TERRE HAUTE —
Knowing that her career-best jump would have won the meet, Kylie Hutson wasn’t happy with seventh place Sunday at the U.S. Olympic Trials for women’s pole vault.
But after a short break, the former Terre Haute North and Indiana State star will get back to work, a short-term goal being the world championships in Moscow next year and the long-term goal remaining the same, just postponed for four years.
“It was very tough emotionally [on Sunday],” Hutson told the Tribune-Star by telephone Monday afternoon. “I’d been building up [to the Trials] for a couple of years now … it didn’t turn out the way I wanted at all.”

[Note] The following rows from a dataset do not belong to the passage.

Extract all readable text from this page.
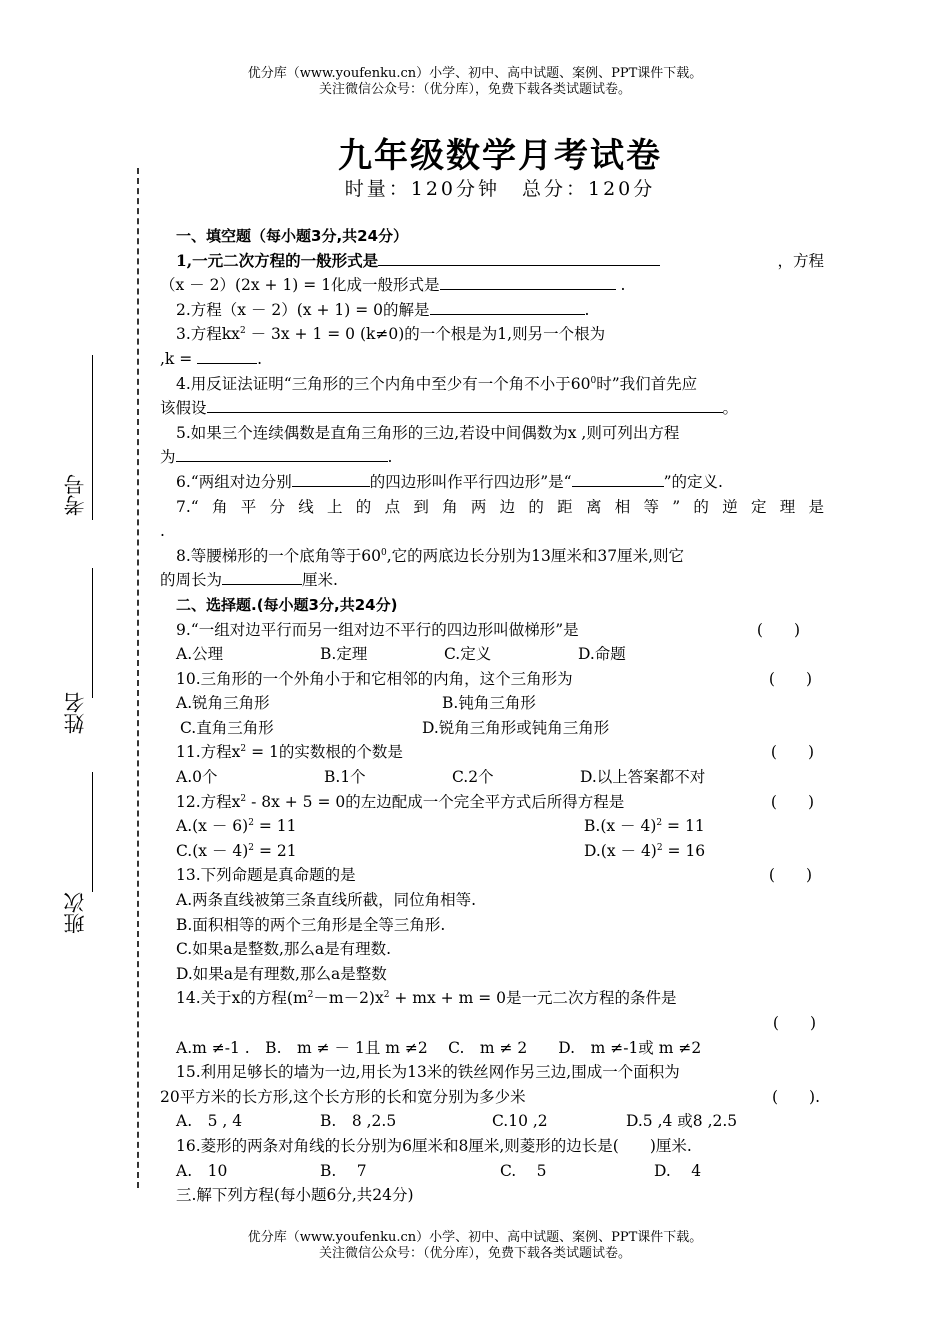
优分库（www.youfenku.cn）小学、初中、高中试题、案例、PPT课件下载。
关注微信公众号：（优分库），免费下载各类试题试卷。
九年级数学月考试卷
时量：120分钟　总分：120分
考号
姓名
班次

一、填空题（每小题3分,共24分）

1,一元二次方程的一般形式是	，方程

（x － 2）(2x + 1) = 1化成一般形式是	.

2.方程（x － 2）(x + 1) = 0的解是	.

3.方程$kx^2 - 3x + 1 = 0$ (k≠0)的一个根是为1,则另一个根为

,k =	.

4.用反证法证明“三角形的三个内角中至少有一个角不小于$60^0$时”我们首先应

该假设	。

5.如果三个连续偶数是直角三角形的三边,若设中间偶数为x ,则可列出方程

为	.

6.“两组对边分别	的四边形叫作平行四边形”是“	”的定义.

7.“角平分线上的点到角两边的距离相等”的逆定理是

.

8.等腰梯形的一个底角等于$60^0$,它的两底边长分别为13厘米和37厘米,则它

的周长为	厘米.

二、选择题.(每小题3分,共24分)

9.“一组对边平行而另一组对边不平行的四边形叫做梯形”是	(　　)

A.公理	B.定理	C.定义	D.命题

10.三角形的一个外角小于和它相邻的内角，这个三角形为	(　　)

A.锐角三角形	B.钝角三角形

C.直角三角形	D.锐角三角形或钝角三角形

11.方程$x^2 = 1$的实数根的个数是	(　　)

A.0个	B.1个	C.2个	D.以上答案都不对

12.方程$x^2 - 8x + 5 = 0$的左边配成一个完全平方式后所得方程是	(　　)

$A.(x - 6)^2 = 11$	$B.(x - 4)^2 = 11$

$C.(x - 4)^2 = 21$	$D.(x - 4)^2 = 16$

13.下列命题是真命题的是	(　　)

A.两条直线被第三条直线所截，同位角相等.

B.面积相等的两个三角形是全等三角形.

C.如果a是整数,那么a是有理数.

D.如果a是有理数,那么a是整数

14.关于x的方程$(m^2-m-2)x^2$ + mx + m = 0是一元二次方程的条件是

(　　)

A.m ≠-1 .　B.　m ≠ － 1且 m ≠2　 C.　m ≠ 2　　D.　m ≠-1或 m ≠2

15.利用足够长的墙为一边,用长为13米的铁丝网作另三边,围成一个面积为

20平方米的长方形,这个长方形的长和宽分别为多少米	(　　).

A.　5 , 4	B.　8 ,2.5	C.10 ,2	D.5 ,4 或8 ,2.5

16.菱形的两条对角线的长分别为6厘米和8厘米,则菱形的边长是(　　)厘米.

A.　10	B.　 7	C.　 5	D.　 4

三.解下列方程(每小题6分,共24分)

优分库（www.youfenku.cn）小学、初中、高中试题、案例、PPT课件下载。
关注微信公众号：（优分库），免费下载各类试题试卷。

Having the first round of trials postponed by rain Friday night meant all 27 vaulters had to compete on Sunday, but Hutson said that wasn’t a factor.
“There were more girls [in the final] than there would have been … and the wait between heights was a while,” she noted, “but you’ve got to put all that stuff out of your mind.”

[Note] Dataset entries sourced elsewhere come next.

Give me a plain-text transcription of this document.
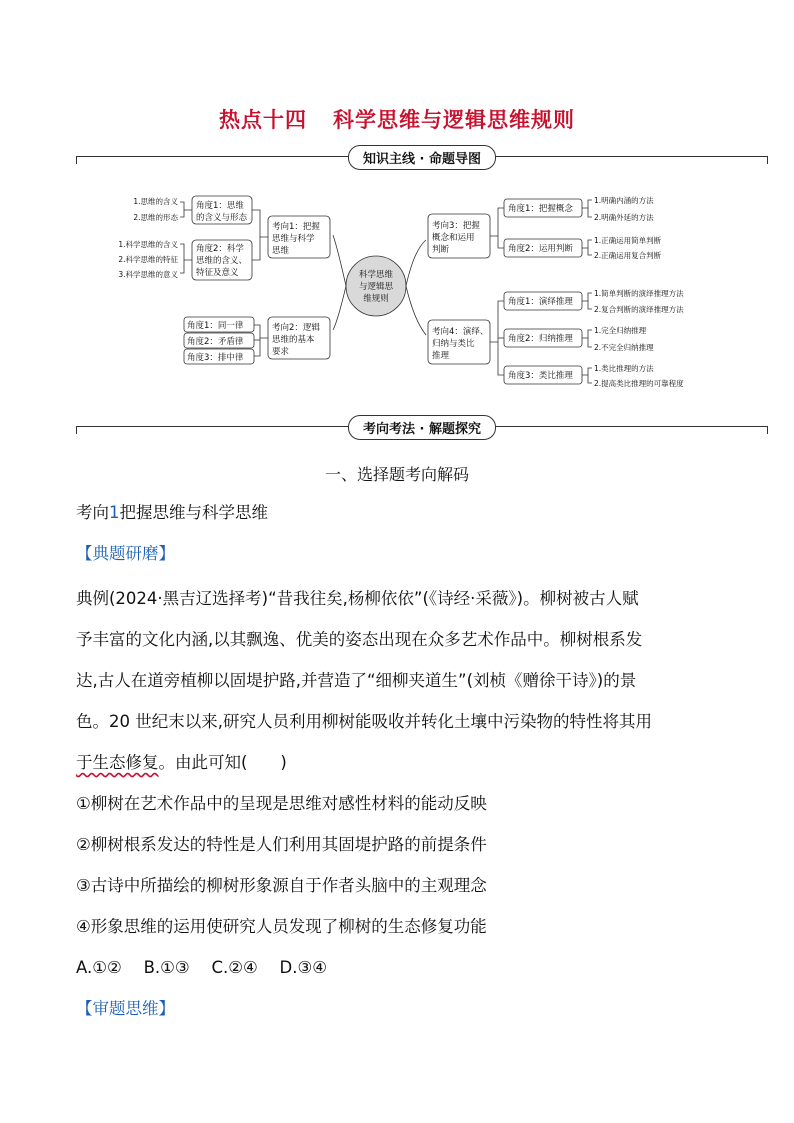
热点十四 科学思维与逻辑思维规则
知识主线 · 命题导图
科学思维
与逻辑思
维规则
考向1：把握
思维与科学
思维
考向2：逻辑
思维的基本
要求
考向3：把握
概念和运用
判断
考向4：演绎、
归纳与类比
推理
角度1：思维
的含义与形态
角度2：科学
思维的含义、
特征及意义
角度1：同一律
角度2：矛盾律
角度3：排中律
角度1：把握概念
角度2：运用判断
角度1：演绎推理
角度2：归纳推理
角度3：类比推理
1.思维的含义
2.思维的形态
1.科学思维的含义
2.科学思维的特征
3.科学思维的意义
1.明确内涵的方法
2.明确外延的方法
1.正确运用简单判断
2.正确运用复合判断
1.简单判断的演绎推理方法
2.复合判断的演绎推理方法
1.完全归纳推理
2.不完全归纳推理
1.类比推理的方法
2.提高类比推理的可靠程度
考向考法 · 解题探究
一、选择题考向解码
考向1把握思维与科学思维
【典题研磨】
典例(2024·黑吉辽选择考)“昔我往矣,杨柳依依”(《诗经·采薇》)。柳树被古人赋
予丰富的文化内涵,以其飘逸、优美的姿态出现在众多艺术作品中。柳树根系发
达,古人在道旁植柳以固堤护路,并营造了“细柳夹道生”(刘桢《赠徐干诗》)的景
色。20 世纪末以来,研究人员利用柳树能吸收并转化土壤中污染物的特性将其用
于生态修复。由此可知(　　)
①柳树在艺术作品中的呈现是思维对感性材料的能动反映
②柳树根系发达的特性是人们利用其固堤护路的前提条件
③古诗中所描绘的柳树形象源自于作者头脑中的主观理念
④形象思维的运用使研究人员发现了柳树的生态修复功能
A.①②　 B.①③　 C.②④　 D.③④
【审题思维】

All but eight of the competitors had been eliminated by the time the bar got to 14-feet-5 1/4, and Hutson was one of four who couldn’t manage 14-9 — the Olympic qualifying standard — to continue in the competition. Lucy Janson and Mary Saxer both went out at 14-11 — Saxer being the fourth-place finisher because of earlier misses, Janson the third qualifier — and Becky Holliday went out at 15-1, the winning height for 2008 Olympic silver medalist Jenn Suhr.
Hutson’s career best is 15-5, meaning she was Olympic-eligible with a finish of third or better, but she hadn’t hit that in awhile.
“I had some really good warmups [Sunday],” she said, “but there were some tough winds on my first two attempts [at 14-9].” Trying to adjust for the wind caused her steps to be slightly off, Hutson added. “I was trying to go for it [on the third jump], but it was just a struggle.
“It wasn’t my day. It hasn’t really been my year.”
Hutson, on her way to a whale-watching expedition with her parents later Monday afternoon, will rest for awhile, then start training for the 2013 Moscow competition.
She’s still only 24 years old. Suhr, Holliday and Janson are all at least 28 — Hutson’s age in 2016.
“I’m disappointed, but I’m still working hard,” she concluded Monday. “I’ll plug away and work toward my goal — until 2016 at least.”